Men in Black: International (2019)

“Men in Black International” should have worked. On paper it’s a great idea for a reboot, one that doesn’t bring with it the marquee name of Will Smith and the class of Tommy Lee Jones. I respect Sony for wanting to revive the “Men in Black” franchise after so many years, and I respect them even more for side stepping the whole “21 Jump Street meets Men in Black” movie they were planning. But in the end, this new attempts to jump start “Men in Black” for a new audience is a swing and a colossal miss. Worse, it’s absolutely boring.

Chris Hemsworth and Tessa Thompson star as Agent H and Agent M, who employ high-tech weaponry to battle mischievous aliens on Earth. However, the pair also discovers a major threat within their own ranks. Paired with a small alien named Pawny, the pair of agents try to uncover who might be working as a mole within their ranks, all the while Agent M is convinced her flashbacks to witnessing the MIB as a child might help in the case. All things considered the casting of Tessa Thompson and Chris Hemsworth is a great idea. Thompson packs comic chops, genuine skill, and can work off just about everyone, while Hemsworth has proven to be a dashing leading man who can also derive a chuckle or two.

It’s just when all is said and done nothing here convinces audiences to accept it and wants to explore more from this world beyond the subtitle “International.” The original “Men in Black,” in spite of not at all being a fan, was packed with a diverse cast.
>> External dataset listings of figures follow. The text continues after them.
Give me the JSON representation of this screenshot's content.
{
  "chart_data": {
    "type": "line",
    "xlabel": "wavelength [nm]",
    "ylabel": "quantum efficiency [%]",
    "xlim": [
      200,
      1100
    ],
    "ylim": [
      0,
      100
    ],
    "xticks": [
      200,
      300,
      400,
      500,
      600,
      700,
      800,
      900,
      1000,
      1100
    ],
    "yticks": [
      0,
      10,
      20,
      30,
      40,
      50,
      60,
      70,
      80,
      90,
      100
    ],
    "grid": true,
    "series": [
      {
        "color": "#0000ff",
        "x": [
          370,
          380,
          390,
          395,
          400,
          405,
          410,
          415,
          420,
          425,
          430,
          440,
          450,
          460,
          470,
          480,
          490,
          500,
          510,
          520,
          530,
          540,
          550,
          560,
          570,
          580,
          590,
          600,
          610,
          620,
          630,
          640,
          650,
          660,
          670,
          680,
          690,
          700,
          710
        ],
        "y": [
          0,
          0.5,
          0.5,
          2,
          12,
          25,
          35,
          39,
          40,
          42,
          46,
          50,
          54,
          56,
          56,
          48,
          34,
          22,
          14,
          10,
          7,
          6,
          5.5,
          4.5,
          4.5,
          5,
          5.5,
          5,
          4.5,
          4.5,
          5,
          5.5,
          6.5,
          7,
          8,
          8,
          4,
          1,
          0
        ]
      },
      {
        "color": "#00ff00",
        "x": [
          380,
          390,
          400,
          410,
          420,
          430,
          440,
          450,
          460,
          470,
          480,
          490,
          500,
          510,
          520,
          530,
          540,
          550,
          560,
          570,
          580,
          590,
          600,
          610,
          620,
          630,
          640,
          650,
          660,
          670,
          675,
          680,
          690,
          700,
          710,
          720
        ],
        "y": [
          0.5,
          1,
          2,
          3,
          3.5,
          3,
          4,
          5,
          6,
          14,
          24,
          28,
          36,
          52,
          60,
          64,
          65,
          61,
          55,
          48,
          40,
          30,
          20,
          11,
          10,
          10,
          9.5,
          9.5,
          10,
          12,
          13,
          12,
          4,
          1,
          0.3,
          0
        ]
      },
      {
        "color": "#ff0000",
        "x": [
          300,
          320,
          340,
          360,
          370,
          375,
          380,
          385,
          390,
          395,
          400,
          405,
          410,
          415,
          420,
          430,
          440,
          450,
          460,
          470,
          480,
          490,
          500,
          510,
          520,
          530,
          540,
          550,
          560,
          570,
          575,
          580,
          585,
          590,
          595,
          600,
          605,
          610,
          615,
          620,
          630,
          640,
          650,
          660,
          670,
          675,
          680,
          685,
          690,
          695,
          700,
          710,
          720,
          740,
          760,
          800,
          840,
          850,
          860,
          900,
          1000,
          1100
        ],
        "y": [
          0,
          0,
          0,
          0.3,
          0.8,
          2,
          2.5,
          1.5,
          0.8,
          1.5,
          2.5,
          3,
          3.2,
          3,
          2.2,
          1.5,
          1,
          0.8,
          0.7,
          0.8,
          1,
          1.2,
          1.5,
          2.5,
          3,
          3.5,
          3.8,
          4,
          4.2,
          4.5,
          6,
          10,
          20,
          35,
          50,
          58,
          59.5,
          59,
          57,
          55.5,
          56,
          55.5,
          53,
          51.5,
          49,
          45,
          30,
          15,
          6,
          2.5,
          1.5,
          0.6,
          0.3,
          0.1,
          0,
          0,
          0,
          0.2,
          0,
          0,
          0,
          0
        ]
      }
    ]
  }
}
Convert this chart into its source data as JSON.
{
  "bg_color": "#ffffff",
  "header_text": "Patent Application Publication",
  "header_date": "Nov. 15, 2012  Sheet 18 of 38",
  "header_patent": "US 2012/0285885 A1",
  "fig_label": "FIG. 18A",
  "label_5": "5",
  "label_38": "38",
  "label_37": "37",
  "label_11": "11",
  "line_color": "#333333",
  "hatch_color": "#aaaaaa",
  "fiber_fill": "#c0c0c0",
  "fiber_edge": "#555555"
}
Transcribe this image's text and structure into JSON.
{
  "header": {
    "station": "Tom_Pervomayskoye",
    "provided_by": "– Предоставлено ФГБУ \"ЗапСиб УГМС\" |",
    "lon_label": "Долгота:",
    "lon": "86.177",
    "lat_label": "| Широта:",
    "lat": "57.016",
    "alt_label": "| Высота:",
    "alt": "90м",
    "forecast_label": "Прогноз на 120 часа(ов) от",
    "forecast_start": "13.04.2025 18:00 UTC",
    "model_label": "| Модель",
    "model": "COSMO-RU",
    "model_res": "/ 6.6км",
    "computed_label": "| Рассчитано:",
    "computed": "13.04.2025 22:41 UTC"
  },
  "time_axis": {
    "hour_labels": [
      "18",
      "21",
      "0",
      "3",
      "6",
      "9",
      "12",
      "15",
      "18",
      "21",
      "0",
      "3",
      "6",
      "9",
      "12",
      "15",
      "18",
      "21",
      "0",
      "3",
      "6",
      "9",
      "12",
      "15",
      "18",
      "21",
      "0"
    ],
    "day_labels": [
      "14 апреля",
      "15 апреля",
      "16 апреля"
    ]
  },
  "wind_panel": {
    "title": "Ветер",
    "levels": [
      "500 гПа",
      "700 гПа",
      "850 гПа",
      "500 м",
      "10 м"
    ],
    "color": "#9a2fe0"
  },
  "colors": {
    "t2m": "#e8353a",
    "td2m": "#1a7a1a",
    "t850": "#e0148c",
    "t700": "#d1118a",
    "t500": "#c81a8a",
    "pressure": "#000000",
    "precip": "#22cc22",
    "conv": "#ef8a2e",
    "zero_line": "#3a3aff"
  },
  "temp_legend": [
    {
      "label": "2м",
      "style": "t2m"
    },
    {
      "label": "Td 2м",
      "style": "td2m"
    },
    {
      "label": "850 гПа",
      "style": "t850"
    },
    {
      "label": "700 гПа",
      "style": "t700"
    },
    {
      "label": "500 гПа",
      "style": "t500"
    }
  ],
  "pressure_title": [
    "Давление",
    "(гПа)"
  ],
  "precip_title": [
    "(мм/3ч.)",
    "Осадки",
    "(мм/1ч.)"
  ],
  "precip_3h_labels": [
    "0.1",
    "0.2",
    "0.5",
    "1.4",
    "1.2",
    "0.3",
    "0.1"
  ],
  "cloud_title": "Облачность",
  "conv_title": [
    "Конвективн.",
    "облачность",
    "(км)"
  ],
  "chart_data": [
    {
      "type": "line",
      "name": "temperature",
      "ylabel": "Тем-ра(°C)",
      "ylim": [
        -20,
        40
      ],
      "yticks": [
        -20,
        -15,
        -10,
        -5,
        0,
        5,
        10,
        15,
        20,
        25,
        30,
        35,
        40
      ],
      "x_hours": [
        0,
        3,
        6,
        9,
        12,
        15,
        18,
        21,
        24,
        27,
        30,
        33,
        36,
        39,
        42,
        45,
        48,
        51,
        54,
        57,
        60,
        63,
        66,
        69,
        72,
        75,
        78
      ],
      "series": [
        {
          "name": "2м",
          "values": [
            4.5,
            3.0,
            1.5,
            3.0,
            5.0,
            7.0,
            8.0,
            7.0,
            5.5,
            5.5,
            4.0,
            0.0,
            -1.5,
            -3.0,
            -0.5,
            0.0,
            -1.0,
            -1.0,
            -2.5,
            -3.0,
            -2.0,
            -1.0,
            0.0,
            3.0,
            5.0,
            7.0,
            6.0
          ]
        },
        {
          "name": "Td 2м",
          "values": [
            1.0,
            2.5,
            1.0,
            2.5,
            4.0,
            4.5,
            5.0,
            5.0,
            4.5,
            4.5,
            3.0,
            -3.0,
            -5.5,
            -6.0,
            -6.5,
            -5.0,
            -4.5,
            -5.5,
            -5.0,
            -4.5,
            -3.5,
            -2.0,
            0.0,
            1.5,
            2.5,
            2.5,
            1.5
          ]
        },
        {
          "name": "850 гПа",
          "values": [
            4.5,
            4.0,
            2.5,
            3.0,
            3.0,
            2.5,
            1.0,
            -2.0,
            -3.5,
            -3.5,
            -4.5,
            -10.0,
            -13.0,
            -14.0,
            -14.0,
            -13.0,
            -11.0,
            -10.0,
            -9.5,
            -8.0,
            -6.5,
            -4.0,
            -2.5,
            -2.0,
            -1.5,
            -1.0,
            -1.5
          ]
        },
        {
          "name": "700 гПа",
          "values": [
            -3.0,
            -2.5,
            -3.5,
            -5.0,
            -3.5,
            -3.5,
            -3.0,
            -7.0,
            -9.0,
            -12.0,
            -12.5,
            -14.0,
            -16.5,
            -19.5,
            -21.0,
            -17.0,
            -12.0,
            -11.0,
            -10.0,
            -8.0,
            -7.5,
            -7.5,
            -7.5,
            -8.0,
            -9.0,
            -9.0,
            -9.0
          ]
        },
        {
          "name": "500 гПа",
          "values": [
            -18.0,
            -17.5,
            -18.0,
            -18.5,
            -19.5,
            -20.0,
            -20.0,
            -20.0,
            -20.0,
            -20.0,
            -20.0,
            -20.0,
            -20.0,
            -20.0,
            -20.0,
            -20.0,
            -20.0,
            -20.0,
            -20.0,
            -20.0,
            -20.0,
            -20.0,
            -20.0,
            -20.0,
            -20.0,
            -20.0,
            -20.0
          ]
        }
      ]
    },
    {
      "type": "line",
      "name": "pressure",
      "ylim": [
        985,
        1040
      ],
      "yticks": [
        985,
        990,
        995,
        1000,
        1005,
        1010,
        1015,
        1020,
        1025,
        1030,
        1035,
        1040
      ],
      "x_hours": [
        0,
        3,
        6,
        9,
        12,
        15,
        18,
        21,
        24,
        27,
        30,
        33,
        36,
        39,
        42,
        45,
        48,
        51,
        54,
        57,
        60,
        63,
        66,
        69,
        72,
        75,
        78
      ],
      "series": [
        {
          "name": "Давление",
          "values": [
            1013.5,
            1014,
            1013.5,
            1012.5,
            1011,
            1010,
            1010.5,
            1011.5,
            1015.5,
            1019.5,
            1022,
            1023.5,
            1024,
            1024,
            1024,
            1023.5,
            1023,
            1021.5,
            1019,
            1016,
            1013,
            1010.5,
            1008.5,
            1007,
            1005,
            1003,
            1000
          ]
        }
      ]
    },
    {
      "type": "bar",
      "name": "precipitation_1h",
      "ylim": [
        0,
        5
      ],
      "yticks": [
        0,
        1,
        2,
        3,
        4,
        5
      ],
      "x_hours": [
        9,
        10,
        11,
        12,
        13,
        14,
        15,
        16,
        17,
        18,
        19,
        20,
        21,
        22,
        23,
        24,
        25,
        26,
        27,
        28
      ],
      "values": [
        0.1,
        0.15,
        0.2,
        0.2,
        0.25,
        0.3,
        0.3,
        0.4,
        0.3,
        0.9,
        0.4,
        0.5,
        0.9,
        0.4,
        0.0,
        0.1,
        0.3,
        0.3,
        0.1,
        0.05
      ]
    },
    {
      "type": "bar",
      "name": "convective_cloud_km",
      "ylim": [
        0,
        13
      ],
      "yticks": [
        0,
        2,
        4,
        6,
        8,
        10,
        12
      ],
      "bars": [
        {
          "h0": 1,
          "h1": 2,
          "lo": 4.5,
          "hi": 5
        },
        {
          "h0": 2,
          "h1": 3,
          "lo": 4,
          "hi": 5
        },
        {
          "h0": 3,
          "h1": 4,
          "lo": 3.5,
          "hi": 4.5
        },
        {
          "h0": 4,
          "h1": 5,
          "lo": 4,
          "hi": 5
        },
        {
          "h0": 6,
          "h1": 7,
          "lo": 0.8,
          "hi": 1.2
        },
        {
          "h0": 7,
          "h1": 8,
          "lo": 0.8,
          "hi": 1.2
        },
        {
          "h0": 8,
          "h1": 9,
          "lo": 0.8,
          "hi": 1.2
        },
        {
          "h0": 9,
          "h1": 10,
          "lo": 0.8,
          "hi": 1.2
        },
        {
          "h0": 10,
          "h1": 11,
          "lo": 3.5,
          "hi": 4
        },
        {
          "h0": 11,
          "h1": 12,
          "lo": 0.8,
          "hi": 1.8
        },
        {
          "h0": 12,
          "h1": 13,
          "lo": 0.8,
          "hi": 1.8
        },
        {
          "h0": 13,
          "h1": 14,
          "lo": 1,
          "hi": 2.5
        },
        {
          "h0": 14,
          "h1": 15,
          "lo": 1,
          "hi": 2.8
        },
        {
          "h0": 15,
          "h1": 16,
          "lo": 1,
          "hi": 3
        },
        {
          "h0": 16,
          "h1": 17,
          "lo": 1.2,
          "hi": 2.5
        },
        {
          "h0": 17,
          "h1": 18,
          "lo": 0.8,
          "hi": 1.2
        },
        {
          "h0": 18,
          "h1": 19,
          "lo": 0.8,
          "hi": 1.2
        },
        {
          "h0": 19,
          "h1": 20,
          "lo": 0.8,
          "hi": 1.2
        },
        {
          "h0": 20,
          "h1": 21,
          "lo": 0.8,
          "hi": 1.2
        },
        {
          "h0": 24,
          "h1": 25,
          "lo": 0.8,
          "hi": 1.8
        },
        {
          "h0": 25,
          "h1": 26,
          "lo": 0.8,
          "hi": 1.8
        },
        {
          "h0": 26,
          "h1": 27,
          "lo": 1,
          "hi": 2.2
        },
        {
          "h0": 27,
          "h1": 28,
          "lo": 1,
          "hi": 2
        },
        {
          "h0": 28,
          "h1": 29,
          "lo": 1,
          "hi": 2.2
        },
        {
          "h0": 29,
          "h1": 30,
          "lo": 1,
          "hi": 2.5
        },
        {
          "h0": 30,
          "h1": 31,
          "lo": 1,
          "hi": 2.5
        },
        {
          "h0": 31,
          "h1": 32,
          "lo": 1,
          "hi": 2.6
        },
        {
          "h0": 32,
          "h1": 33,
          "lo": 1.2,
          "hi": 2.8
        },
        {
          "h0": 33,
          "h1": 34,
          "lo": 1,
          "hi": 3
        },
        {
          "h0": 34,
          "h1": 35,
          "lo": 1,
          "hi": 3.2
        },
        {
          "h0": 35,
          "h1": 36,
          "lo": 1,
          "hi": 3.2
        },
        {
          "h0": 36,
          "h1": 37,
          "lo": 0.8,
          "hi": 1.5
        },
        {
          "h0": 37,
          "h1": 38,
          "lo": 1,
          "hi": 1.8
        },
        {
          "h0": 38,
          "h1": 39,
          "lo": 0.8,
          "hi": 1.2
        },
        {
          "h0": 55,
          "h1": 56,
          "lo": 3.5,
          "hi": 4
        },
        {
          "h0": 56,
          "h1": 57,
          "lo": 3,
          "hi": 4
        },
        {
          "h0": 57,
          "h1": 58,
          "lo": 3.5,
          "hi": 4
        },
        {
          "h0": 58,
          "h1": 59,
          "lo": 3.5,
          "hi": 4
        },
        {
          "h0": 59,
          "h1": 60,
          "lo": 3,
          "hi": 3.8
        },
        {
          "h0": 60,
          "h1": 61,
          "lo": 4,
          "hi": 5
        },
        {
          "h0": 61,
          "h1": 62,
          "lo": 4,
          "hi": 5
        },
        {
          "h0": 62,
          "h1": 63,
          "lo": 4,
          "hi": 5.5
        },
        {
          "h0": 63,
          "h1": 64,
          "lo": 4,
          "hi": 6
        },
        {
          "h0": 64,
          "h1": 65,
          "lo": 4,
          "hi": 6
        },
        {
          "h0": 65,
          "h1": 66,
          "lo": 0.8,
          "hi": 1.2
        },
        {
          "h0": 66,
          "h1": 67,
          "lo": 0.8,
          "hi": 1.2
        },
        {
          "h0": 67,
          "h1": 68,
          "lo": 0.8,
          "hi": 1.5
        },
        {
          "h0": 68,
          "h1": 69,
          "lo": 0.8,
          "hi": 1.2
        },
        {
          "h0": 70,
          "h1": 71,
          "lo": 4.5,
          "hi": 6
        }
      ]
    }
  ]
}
So the mere implication of “This is the one! This time we have a more diverse cast!” is presumptuous especially when it does nothing with that concept. Sure we get Emma Thompson and Liam Neeson as the heads of MIB instead of Rip Torn, but they never get to do much beyond providing glorified cameos. Thompson and Hemsworth were excellent in “Thor: Ragnarok” so teaming them up again also feels like a no brainer bound to deliver the goods once more, but what’s lacking of Taika Waititi’s manic energy.

F. Gary Gray spends a lot more time mimicking Barry Sonnenfeld than he does carving out his own niche for the series, and it ends up feeling just a cheap facsimile. I’m no “Men in Black” fan, but the original 1997 film had an energy and darkly comedic tone that the future films could never quite re-capture. If anything, I loved the look of the new aliens introduced, and thought that they were very beautifully realized. I especially enjoyed new sidekick Pawny, and demand more of him. More, I say. “International” presents a very good and creative premise that might have worked for a television series, or an animated reboot for cable. As the launching point for a once major blockbuster sci-fi series, thought, it’s dull, long, and never rises above being serviceable. Serviceable in that you might enjoy the final half hour when it shows up on late night basic cable in two years before you nod off to sleep.